Максим окаменел. Умирать не хотелось, но в его положении это было лучшим выходом. Не предать, не дать себя сломать врагу. Но Свирид уходил, и это означало, что… все! Не будет допросов, не будет разговоров, не будет… ничего уже не будет. И где-то глубоко внутри животный инстинкт попытался заорать, что ты не должен ждать, ты должен вернуть его и говорить с ним, чтобы он отменил приказ. Но Максим заглушил в себе животный страх. «Молчать! Умирать надо достойно!» Шелестов оторвался от стены, встал прямо, глядя, как оуновцы снимают с плеч автоматы, как дергают затворы, отводя их назад. Он не ожидал от себя такого, не мог поверить, что ему удалось вот так просто улыбнуться своим палачам. Простой, открытой, издевательской улыбкой.
Автоматы наведены, пальцы легли на спусковые крючки. Смотреть хотелось на небо, на птиц, а не на эти мерзкие рожи, но такова твоя работа, остановил себя Максим. Смотри! И когда сухо прошелестели автоматные очереди, и пули в щепки стали разбивать древесину над его головой, Шелестов умудрился даже не моргнуть. Настолько он был уверен, что сейчас умрет, и все его эмоции напрочь отключились. Он видел, как автомат одного из оуновцев в ответ на его улыбку дернулся, опускаясь на уровень груди пленника, но этот человек сдержался и не выстрелил.
Максима схватили и потащили в погреб. Он ожидал, что его столкнут вниз и снова дикая боль в боку заставит его потерять сознание. Но нет, его стащили под руки вниз и оставили в покое. И Свирид больше не вышел. Неужели признал себя побежденным? И вот теперь Максим понял, что ноги его совсем не держат. Он успел ухватиться за каменную стену, где кирпичи выпирали и за них можно было взяться пальцами. Придерживаясь за стену, он опустился на свою лежанку и замер, все еще не веря, что жив, что снова будет слышать и видеть окружающий мир.
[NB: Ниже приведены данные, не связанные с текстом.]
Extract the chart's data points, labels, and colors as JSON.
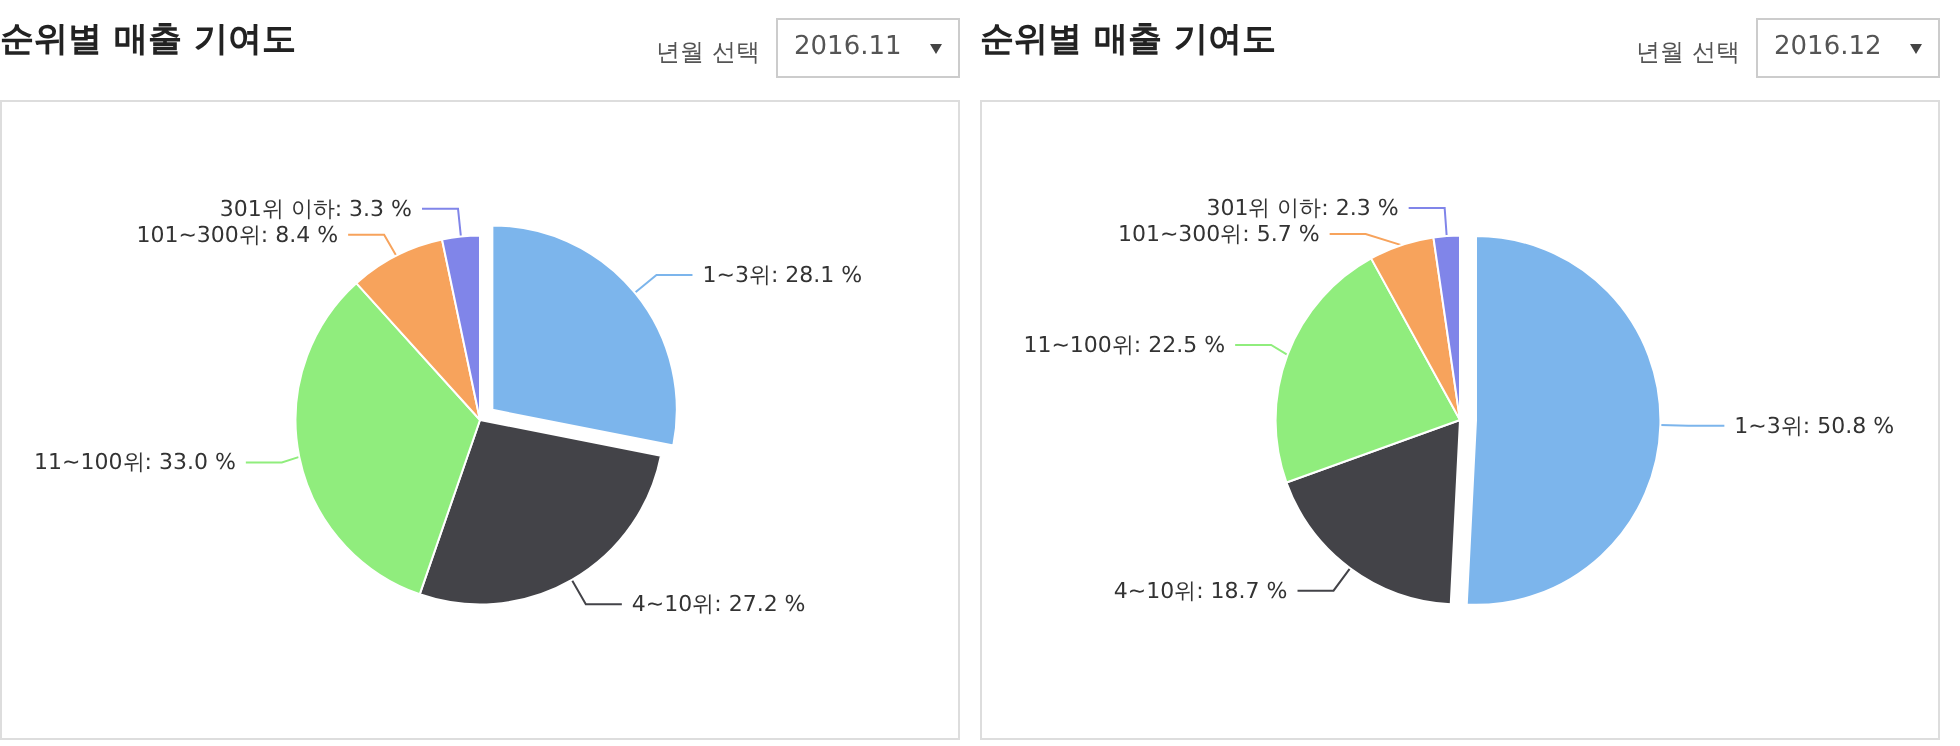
{
  "chart_data": [
    {
      "type": "pie",
      "title": "순위별 매출 기여도",
      "annotations": [
        "년월 선택",
        "2016.11"
      ],
      "categories": [
        "1~3위",
        "4~10위",
        "11~100위",
        "101~300위",
        "301위 이하"
      ],
      "values": [
        28.1,
        27.2,
        33.0,
        8.4,
        3.3
      ],
      "value_labels": [
        ": 28.1 %",
        ": 27.2 %",
        ": 33.0 %",
        ": 8.4 %",
        ": 3.3 %"
      ],
      "colors": [
        "#7cb5ec",
        "#434348",
        "#90ed7d",
        "#f7a35c",
        "#8085e9"
      ],
      "legend": false
    },
    {
      "type": "pie",
      "title": "순위별 매출 기여도",
      "annotations": [
        "년월 선택",
        "2016.12"
      ],
      "categories": [
        "1~3위",
        "4~10위",
        "11~100위",
        "101~300위",
        "301위 이하"
      ],
      "values": [
        50.8,
        18.7,
        22.5,
        5.7,
        2.3
      ],
      "value_labels": [
        ": 50.8 %",
        ": 18.7 %",
        ": 22.5 %",
        ": 5.7 %",
        ": 2.3 %"
      ],
      "colors": [
        "#7cb5ec",
        "#434348",
        "#90ed7d",
        "#f7a35c",
        "#8085e9"
      ],
      "legend": false
    }
  ]
}
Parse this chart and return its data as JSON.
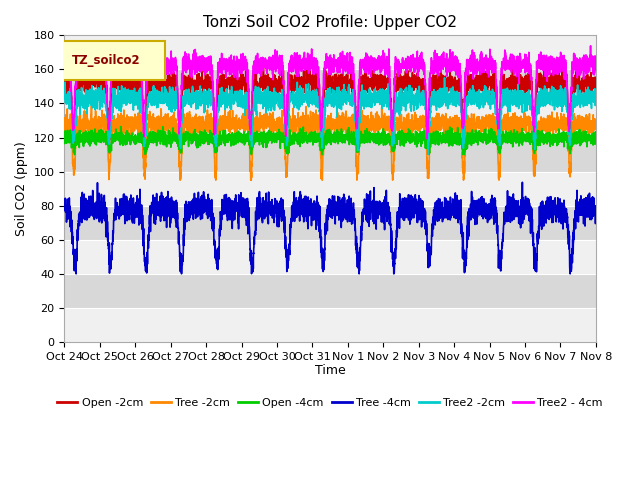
{
  "title": "Tonzi Soil CO2 Profile: Upper CO2",
  "xlabel": "Time",
  "ylabel": "Soil CO2 (ppm)",
  "ylim": [
    0,
    180
  ],
  "yticks": [
    0,
    20,
    40,
    60,
    80,
    100,
    120,
    140,
    160,
    180
  ],
  "legend_label": "TZ_soilco2",
  "series": {
    "Open -2cm": {
      "color": "#cc0000",
      "lw": 1.2
    },
    "Tree -2cm": {
      "color": "#ff8800",
      "lw": 1.2
    },
    "Open -4cm": {
      "color": "#00cc00",
      "lw": 1.2
    },
    "Tree -4cm": {
      "color": "#0000cc",
      "lw": 1.2
    },
    "Tree2 -2cm": {
      "color": "#00cccc",
      "lw": 1.2
    },
    "Tree2 - 4cm": {
      "color": "#ff00ff",
      "lw": 1.2
    }
  },
  "x_tick_labels": [
    "Oct 24",
    "Oct 25",
    "Oct 26",
    "Oct 27",
    "Oct 28",
    "Oct 29",
    "Oct 30",
    "Oct 31",
    "Nov 1",
    "Nov 2",
    "Nov 3",
    "Nov 4",
    "Nov 5",
    "Nov 6",
    "Nov 7",
    "Nov 8"
  ],
  "n_points": 3360,
  "background_color": "#ffffff",
  "plot_bg_color_light": "#f0f0f0",
  "plot_bg_color_dark": "#d8d8d8",
  "grid_color": "#ffffff",
  "title_fontsize": 11,
  "axis_fontsize": 9,
  "tick_fontsize": 8,
  "legend_box_color": "#ffffcc",
  "legend_box_edge": "#ccaa00"
}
«Самое главное, – думал Сосновский, глядя на Свирида, – понять, что перед тобой не струсивший человек. Чувство опасности, трезвое, даже беспредельное мужество противника не так опасны, потому что поступки человека предсказуемы. А вот струсивший человек, дико струсивший, может совершить такой поступок, что тебе в здравом уме и трезвой памяти ни за что не придумать». И Сосновский присматривался к Свириду, к его помощникам. Нельзя задавать вопросы и делать предложения, которые вызовут подозрения и страх. Испуганный человек, человек в панике опасен, а Михаилу нужно получить сведения. И расспрашивать их нельзя. Значит, надо выводить их на ответы косвенно.
– Мне нужно знать, в каком объеме и в какие места следует завезти оружие и боеприпасы. Решайте вы, мое дело согласовать этот вопрос с вами. Оружие, может быть, поступит уже через два дня. Поэтому не тяните с координатами. Единственное условие: забирать его вы будете сами и переправлять на свои базы тоже. Работа должна быть сделана предельно быстро. Не хватало еще нам утечки информации. А уши и глаза имеют даже деревья в лесу. Вы меня понимаете?
– Да, – согласился Свирид. – Конечно, я вас понимаю. Места для складирования ящиков я укажу вам завтра. Это будут надежные и хорошо скрытые от посторонних глаз места.